Are personal injury attorneys overpaid

AG Mannheim: Lawyer is entitled to the highest (2.5 times) business fee

AG Mannheim, judgment of August 27, 2008, Az. 14 C 138/08
§ 667 BGB, No. 2400 VV RVG

The AG Mannheim has granted a law firm the maximum fee, i.e. 2.5 times the business fee (No. 2400 VV RVG), instead of the average fee of 1.3 that is customary for out-of-court activities under the RVG. In this case - not from online trade law, but from personal injury law - the prerequisites for this judge's verdict were very high. The judge justified her decision as follows:

- Extreme cut in life due to severe personal injury
- Healing complications with permanent damage
- well above average total processing time of 24 working hours
- Excessive processing time of twelve months with the need for repeated training
- non-regulating liability insurer
- disputed reason for liability
- Requirement of special knowledge

Mannheim District Court


In matters


for damages

the Mannheim District Court recognized by… based on the oral hearing on August 4th, 2008 with a written submission period for the defendants until August 20th, 2008 for law:

1. The complaint is rejected.
2. The plaintiff bears the costs of the legal dispute.
3. The judgment is provisionally enforceable.

Facts and reasons for the decision
(abbreviated in accordance with Section 313 a (1) ZPO)

The admissible action is unfounded.

The plaintiff has no claim against the defendant for payment of EUR 480.30 according to § 667 BGB. In this respect, the plaintiff submits to justify a claim against the defendant that she overpayed you advances that they would have reimbursed by third parties.

However, the plaintiff did not pay the defendants too much in advances.

The fee claim to which the defendant is entitled from the mandate relationship with ... is essentially undisputed. There is only no agreement on the appropriateness of the extrajudicial business fee according to No. 2400 VV RVG. While the defendants set the maximum fee of 2.5, the plaintiff is of the opinion that only twice the fee is appropriate.

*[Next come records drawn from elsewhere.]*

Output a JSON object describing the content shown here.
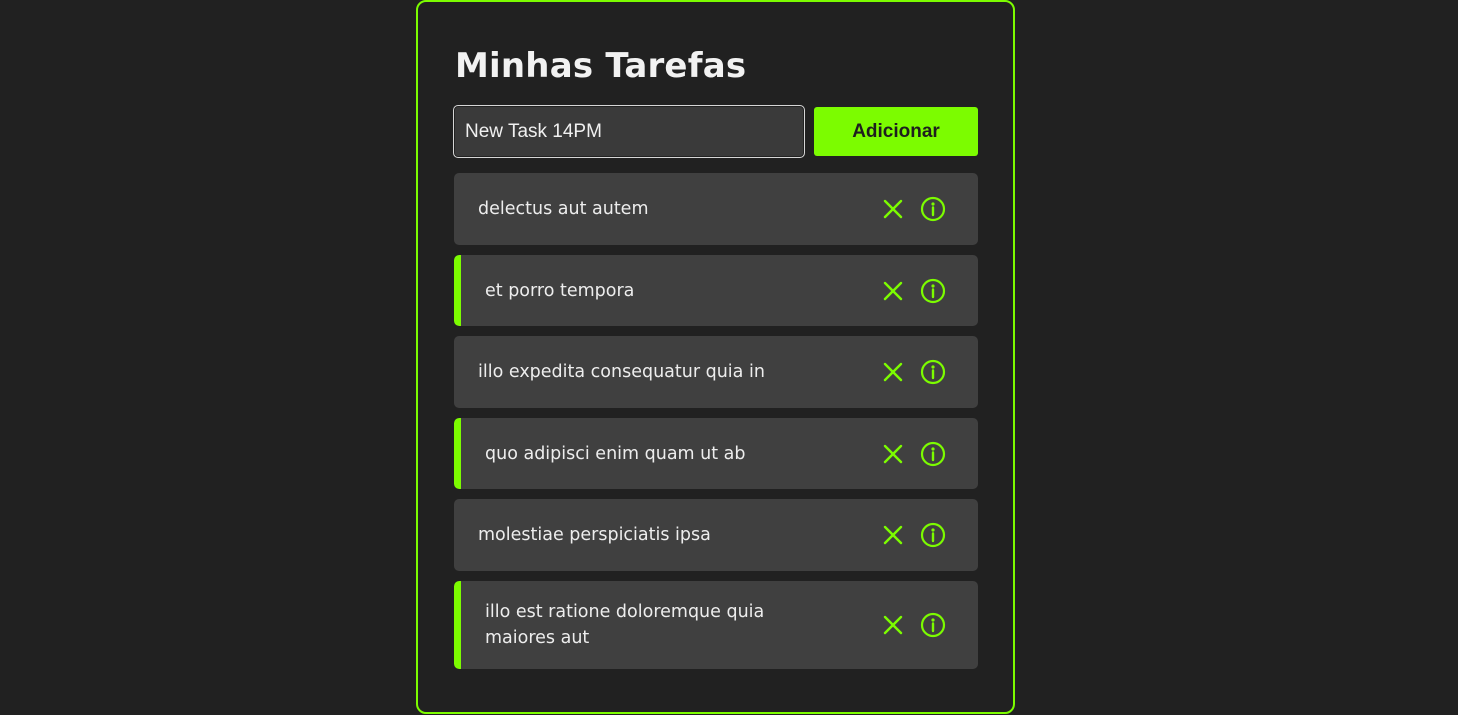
{
  "app": {
    "title": "Minhas Tarefas",
    "accent_color": "#7cfc00"
  },
  "form": {
    "input_value": "New Task 14PM",
    "add_label": "Adicionar"
  },
  "tasks": [
    {
      "text": "delectus aut autem",
      "completed": false
    },
    {
      "text": "et porro tempora",
      "completed": true
    },
    {
      "text": "illo expedita consequatur quia in",
      "completed": false
    },
    {
      "text": "quo adipisci enim quam ut ab",
      "completed": true
    },
    {
      "text": "molestiae perspiciatis ipsa",
      "completed": false
    },
    {
      "text": "illo est ratione doloremque quia maiores aut",
      "completed": true
    }
  ],
  "icons": {
    "delete": "close-icon",
    "info": "info-icon"
  }
}
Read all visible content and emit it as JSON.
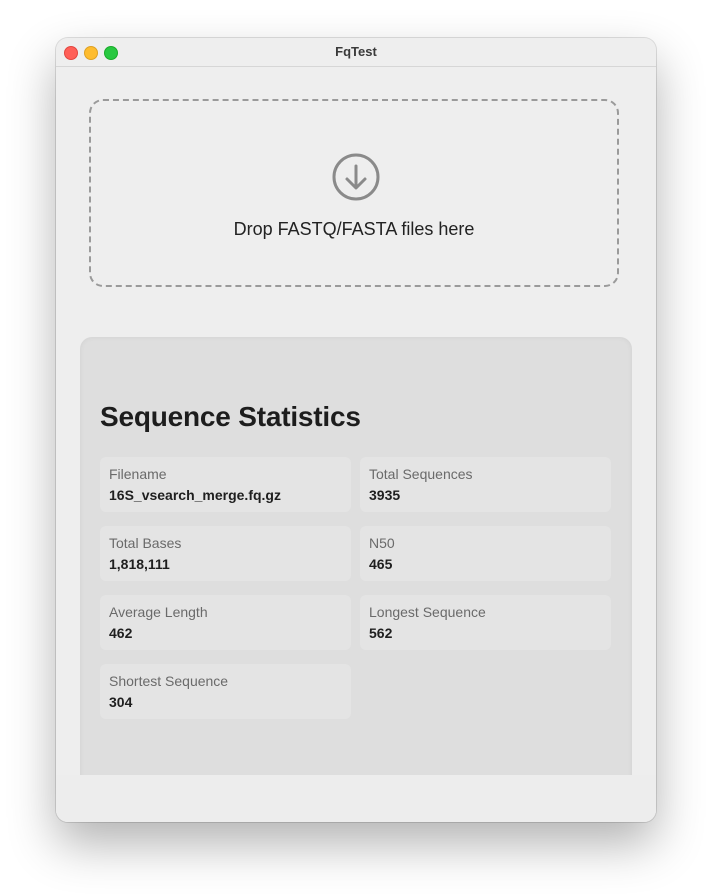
{
  "window": {
    "title": "FqTest"
  },
  "dropzone": {
    "icon": "arrow-down-circle-icon",
    "label": "Drop FASTQ/FASTA files here"
  },
  "stats": {
    "title": "Sequence Statistics",
    "items": [
      {
        "label": "Filename",
        "value": "16S_vsearch_merge.fq.gz"
      },
      {
        "label": "Total Sequences",
        "value": "3935"
      },
      {
        "label": "Total Bases",
        "value": "1,818,111"
      },
      {
        "label": "N50",
        "value": "465"
      },
      {
        "label": "Average Length",
        "value": "462"
      },
      {
        "label": "Longest Sequence",
        "value": "562"
      },
      {
        "label": "Shortest Sequence",
        "value": "304"
      }
    ]
  },
  "colors": {
    "close": "#ff5f57",
    "minimize": "#febc2e",
    "zoom": "#28c840"
  }
}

The approach of the maximum fee of 2.5 was however appropriate in the present case. In this respect, the defendants have detailed the criteria used for the assessment:

- Extreme cut in life due to severe personal injury

- Healing complications with permanent damage

- well above average total processing time of 24 hours

- Excessive processing time of almost 12 months with the need for repeated training

- non-regulating liability insurer

- disputed reason for liability

- Required of special knowledge.

Based on the above circumstances, the maximum fee approach is justified. The court can rule on this without obtaining an opinion from the Bar Association according to § 14 Paragraph 2 RVG, since the amount of the fees is not disputed between the lawyer and the client, but only between the lawyer and legal protection insurance as a "third party" within the meaning of § 14 Paragraph 1 Sentence 4 RVG. In the process, the plaintiff did not raise any substantiated objections to the equity of the fee rate.

The plaintiff can also not successfully object that the defendant's client had no insurance cover for the legal dispute against her husband in accordance with Section 3 (4a) ARB 94/00 anyway.

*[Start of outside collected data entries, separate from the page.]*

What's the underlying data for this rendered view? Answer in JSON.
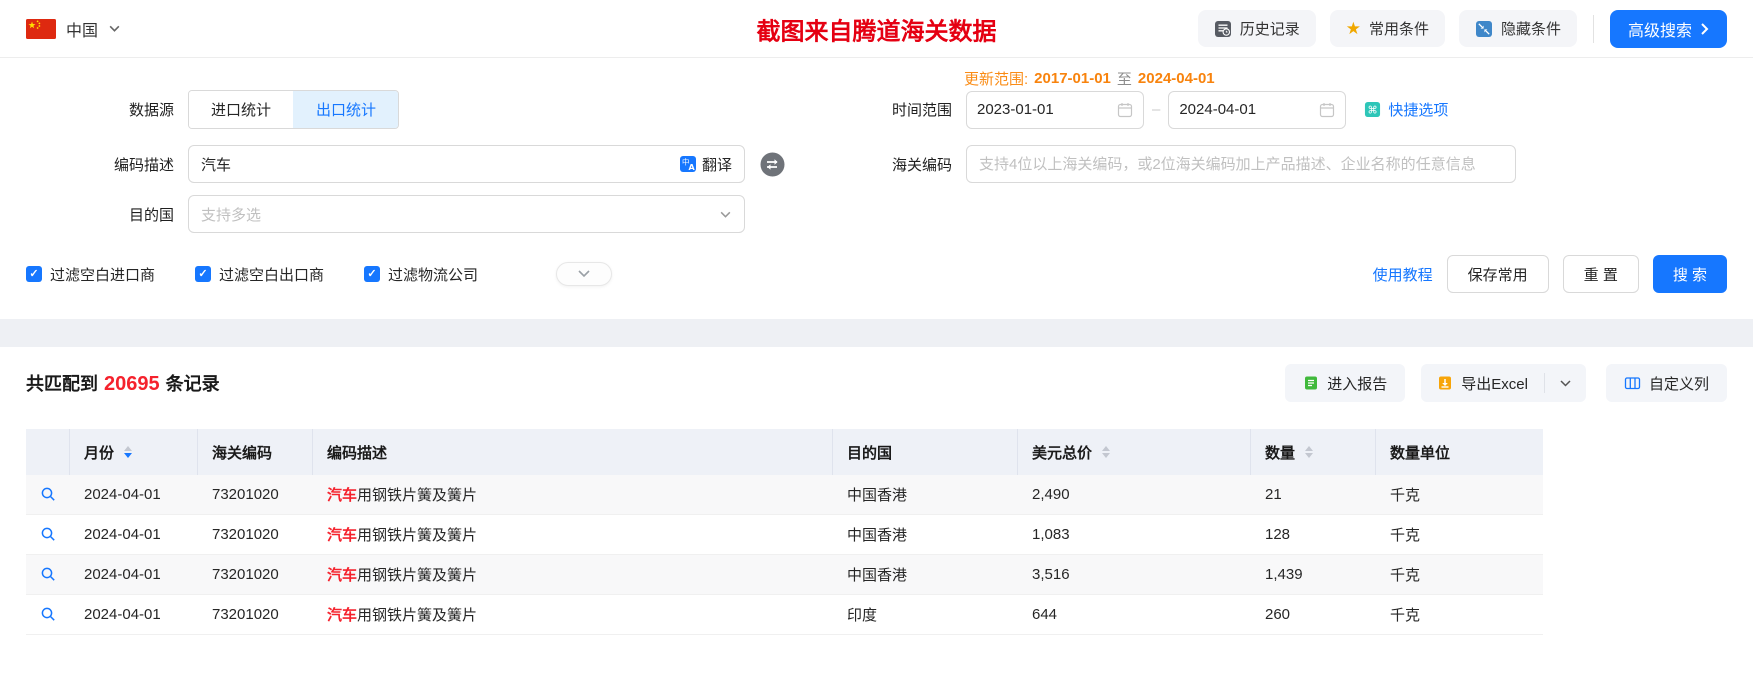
{
  "topbar": {
    "country": "中国",
    "banner_title": "截图来自腾道海关数据",
    "history_label": "历史记录",
    "favorites_label": "常用条件",
    "hide_label": "隐藏条件",
    "advanced_label": "高级搜索"
  },
  "filters": {
    "source_label": "数据源",
    "tab_import": "进口统计",
    "tab_export": "出口统计",
    "update_prefix": "更新范围:",
    "update_start": "2017-01-01",
    "update_to": "至",
    "update_end": "2024-04-01",
    "time_label": "时间范围",
    "time_start": "2023-01-01",
    "time_end": "2024-04-01",
    "quick_label": "快捷选项",
    "desc_label": "编码描述",
    "desc_value": "汽车",
    "translate_label": "翻译",
    "hs_label": "海关编码",
    "hs_placeholder": "支持4位以上海关编码，或2位海关编码加上产品描述、企业名称的任意信息",
    "dest_label": "目的国",
    "dest_placeholder": "支持多选",
    "checkbox_import": "过滤空白进口商",
    "checkbox_export": "过滤空白出口商",
    "checkbox_logistics": "过滤物流公司",
    "tutorial_label": "使用教程",
    "save_label": "保存常用",
    "reset_label": "重 置",
    "search_label": "搜 索"
  },
  "results": {
    "match_prefix": "共匹配到",
    "match_count": "20695",
    "match_suffix": "条记录",
    "report_label": "进入报告",
    "export_label": "导出Excel",
    "customize_label": "自定义列",
    "columns": [
      {
        "label": ""
      },
      {
        "label": "月份"
      },
      {
        "label": "海关编码"
      },
      {
        "label": "编码描述"
      },
      {
        "label": "目的国"
      },
      {
        "label": "美元总价"
      },
      {
        "label": "数量"
      },
      {
        "label": "数量单位"
      }
    ],
    "rows": [
      {
        "date": "2024-04-01",
        "code": "73201020",
        "desc_hl": "汽车",
        "desc_rest": "用钢铁片簧及簧片",
        "dest": "中国香港",
        "usd": "2,490",
        "qty": "21",
        "unit": "千克"
      },
      {
        "date": "2024-04-01",
        "code": "73201020",
        "desc_hl": "汽车",
        "desc_rest": "用钢铁片簧及簧片",
        "dest": "中国香港",
        "usd": "1,083",
        "qty": "128",
        "unit": "千克"
      },
      {
        "date": "2024-04-01",
        "code": "73201020",
        "desc_hl": "汽车",
        "desc_rest": "用钢铁片簧及簧片",
        "dest": "中国香港",
        "usd": "3,516",
        "qty": "1,439",
        "unit": "千克"
      },
      {
        "date": "2024-04-01",
        "code": "73201020",
        "desc_hl": "汽车",
        "desc_rest": "用钢铁片簧及簧片",
        "dest": "印度",
        "usd": "644",
        "qty": "260",
        "unit": "千克"
      }
    ]
  },
  "colors": {
    "accent": "#1677ff",
    "danger": "#f5222d",
    "update_orange": "#fa8c16",
    "tab_active_bg": "#e2f1fd",
    "table_header_bg": "#eef1f7"
  }
}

This legal objection was only put forward in the pleading dated July 21, 2008, while the plaintiff had never raised the issue of insurance coverage in the statement of grounds for the claim of April 19, 2008 or before the litigation. The defendants have also stated in the abridged brief of August 6, 2008 that the plaintiff ... had issued an unrestricted cover letter and then continued to make advances to the defendant in the knowledge of the litigation that was conducted exclusively against the plaintiff's husband. This means that the validity of Section 3 (4) a ARB 94/00 - should it actually have been the contractual basis of the legal protection insurance contract - is at least implicitly canceled by an individual agreement.

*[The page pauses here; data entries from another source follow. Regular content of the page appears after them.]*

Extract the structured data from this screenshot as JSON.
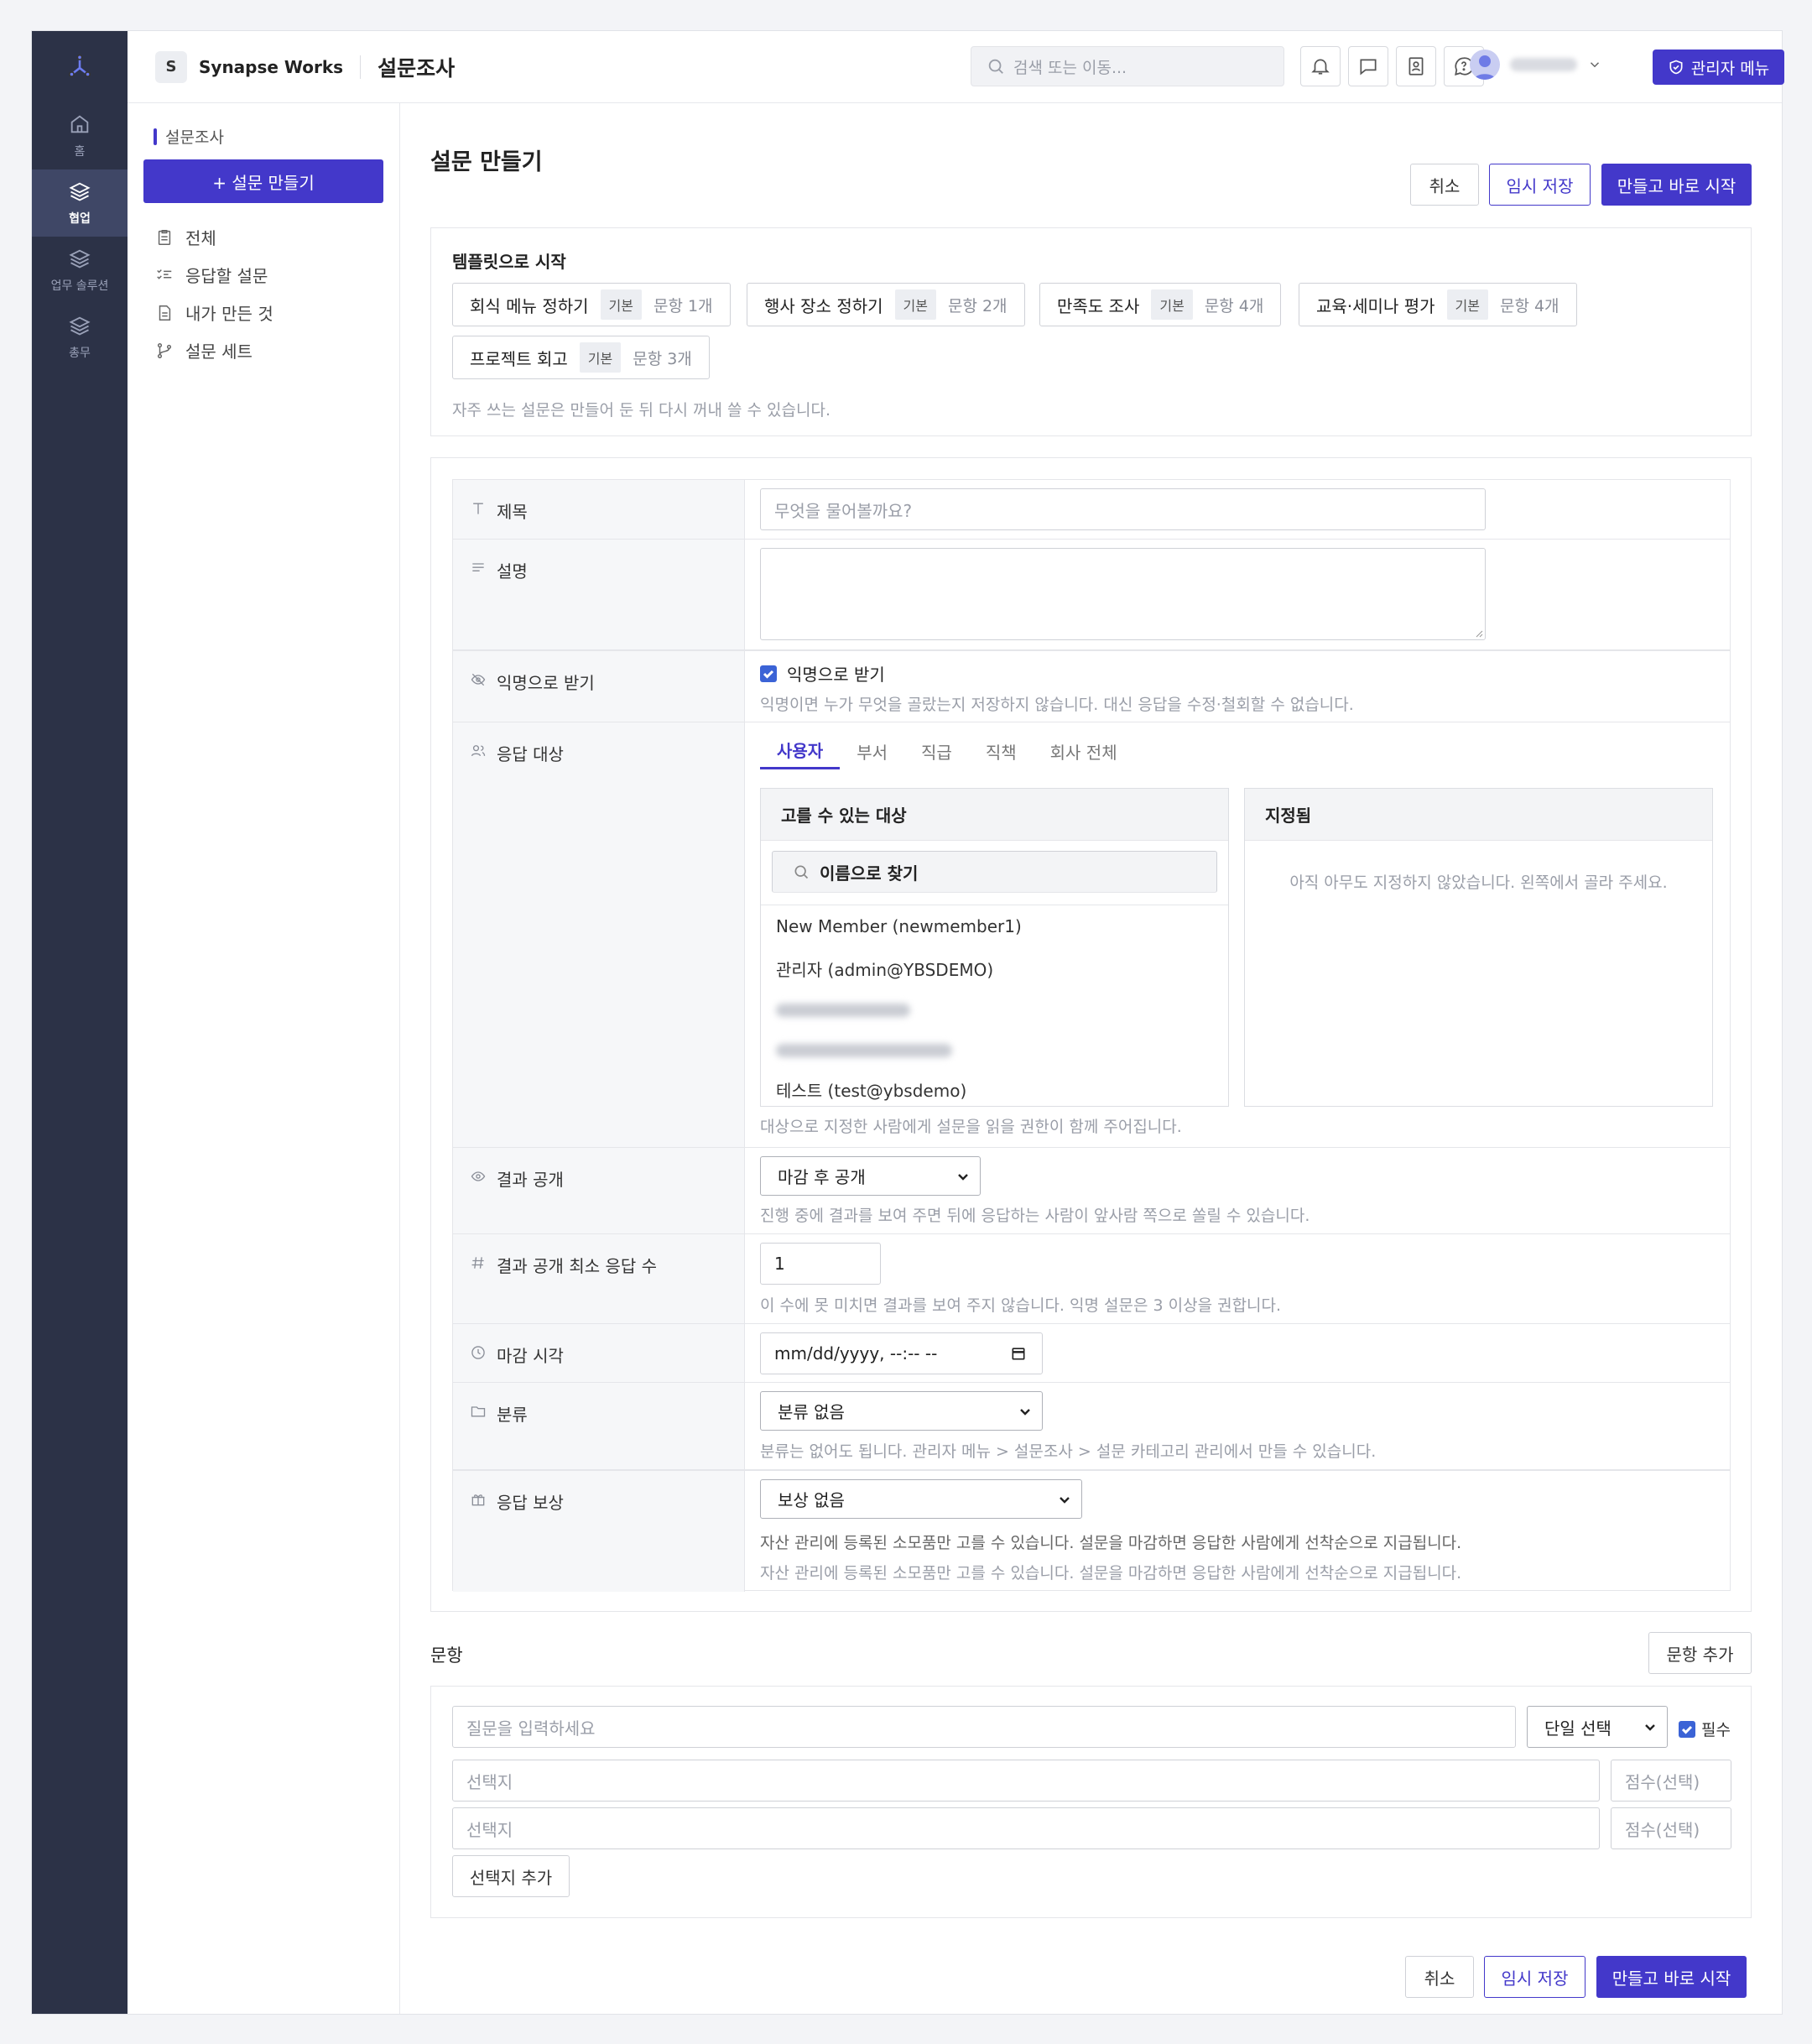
{
  "rail": {
    "items": [
      {
        "label": "홈"
      },
      {
        "label": "협업"
      },
      {
        "label": "업무 솔루션"
      },
      {
        "label": "총무"
      }
    ]
  },
  "topbar": {
    "workspace_initial": "S",
    "workspace_name": "Synapse Works",
    "page_title": "설문조사",
    "search_placeholder": "검색 또는 이동...",
    "admin_label": "관리자 메뉴"
  },
  "sidebar": {
    "section": "설문조사",
    "new_button": "+ 설문 만들기",
    "items": [
      {
        "label": "전체"
      },
      {
        "label": "응답할 설문"
      },
      {
        "label": "내가 만든 것"
      },
      {
        "label": "설문 세트"
      }
    ]
  },
  "main": {
    "title": "설문 만들기",
    "cancel": "취소",
    "save_draft": "임시 저장",
    "create_start": "만들고 바로 시작",
    "templates": {
      "title": "템플릿으로 시작",
      "items": [
        {
          "name": "회식 메뉴 정하기",
          "tag": "기본",
          "count": "문항 1개"
        },
        {
          "name": "행사 장소 정하기",
          "tag": "기본",
          "count": "문항 2개"
        },
        {
          "name": "만족도 조사",
          "tag": "기본",
          "count": "문항 4개"
        },
        {
          "name": "교육·세미나 평가",
          "tag": "기본",
          "count": "문항 4개"
        },
        {
          "name": "프로젝트 회고",
          "tag": "기본",
          "count": "문항 3개"
        }
      ],
      "hint": "자주 쓰는 설문은 만들어 둔 뒤 다시 꺼내 쓸 수 있습니다."
    },
    "form": {
      "title_label": "제목",
      "title_placeholder": "무엇을 물어볼까요?",
      "desc_label": "설명",
      "anon_label": "익명으로 받기",
      "anon_check": "익명으로 받기",
      "anon_checked": true,
      "anon_hint": "익명이면 누가 무엇을 골랐는지 저장하지 않습니다. 대신 응답을 수정·철회할 수 없습니다.",
      "target_label": "응답 대상",
      "target_tabs": [
        "사용자",
        "부서",
        "직급",
        "직책",
        "회사 전체"
      ],
      "available_title": "고를 수 있는 대상",
      "search_placeholder": "이름으로 찾기",
      "people": [
        "New Member (newmember1)",
        "관리자 (admin@YBSDEMO)",
        "테스트 (test@ybsdemo)"
      ],
      "assigned_title": "지정됨",
      "assigned_empty": "아직 아무도 지정하지 않았습니다. 왼쪽에서 골라 주세요.",
      "target_hint": "대상으로 지정한 사람에게 설문을 읽을 권한이 함께 주어집니다.",
      "result_label": "결과 공개",
      "result_value": "마감 후 공개",
      "result_hint": "진행 중에 결과를 보여 주면 뒤에 응답하는 사람이 앞사람 쪽으로 쏠릴 수 있습니다.",
      "min_label": "결과 공개 최소 응답 수",
      "min_value": "1",
      "min_hint": "이 수에 못 미치면 결과를 보여 주지 않습니다. 익명 설문은 3 이상을 권합니다.",
      "deadline_label": "마감 시각",
      "deadline_value": "mm/dd/yyyy, --:-- --",
      "category_label": "분류",
      "category_value": "분류 없음",
      "category_hint": "분류는 없어도 됩니다. 관리자 메뉴 > 설문조사 > 설문 카테고리 관리에서 만들 수 있습니다.",
      "reward_label": "응답 보상",
      "reward_value": "보상 없음",
      "reward_hint": "자산 관리에 등록된 소모품만 고를 수 있습니다. 설문을 마감하면 응답한 사람에게 선착순으로 지급됩니다."
    },
    "questions": {
      "title": "문항",
      "add_question": "문항 추가",
      "question_placeholder": "질문을 입력하세요",
      "type_value": "단일 선택",
      "required_label": "필수",
      "required_checked": true,
      "option_placeholder": "선택지",
      "score_placeholder": "점수(선택)",
      "add_option": "선택지 추가"
    }
  }
}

In any case, it appears to be in breach of good faith if, in view of the unrestricted cover commitment and the very intensive out-of-court correspondence with the defendants, the plaintiff suddenly invokes a lack of cover for the legal representation as well.

Finally, the plaintiff cannot demand the amount claimed by arguing that the amounts reimbursed to the defendant by third parties (court costs) had been transferred to it according to Section 86 (1) VVG new version, so that these funds were foreign money for the defendants.

It may be irrelevant whether such a transfer of claims took place at all with regard to Section 86 (3) VVG new version. In any case, the cessio legis pursuant to Section 86 (1) sentence 2 VVG cannot be asserted by the plaintiff to the detriment of the defendant's client as the policy holder. In the present case, this means that the plaintiff can only reclaim those amounts paid out to the defendant by a third party that the defendant is not entitled to as a fee. Otherwise, the defendants would have to consider themselves their client because of the fee not reimbursed by the opposing legal protection insurance to the injured party, which would represent a disadvantage for them within the meaning of Section 86 (1) sentence 2 VVG new version.

In the absence of a main claim, the ancillary claims asserted by the plaintiff must also be rejected as unfounded.

The procedural secondary decisions follow from Section 91 (1) ZPO and from Sections 708 No. 11, 713 ZPO.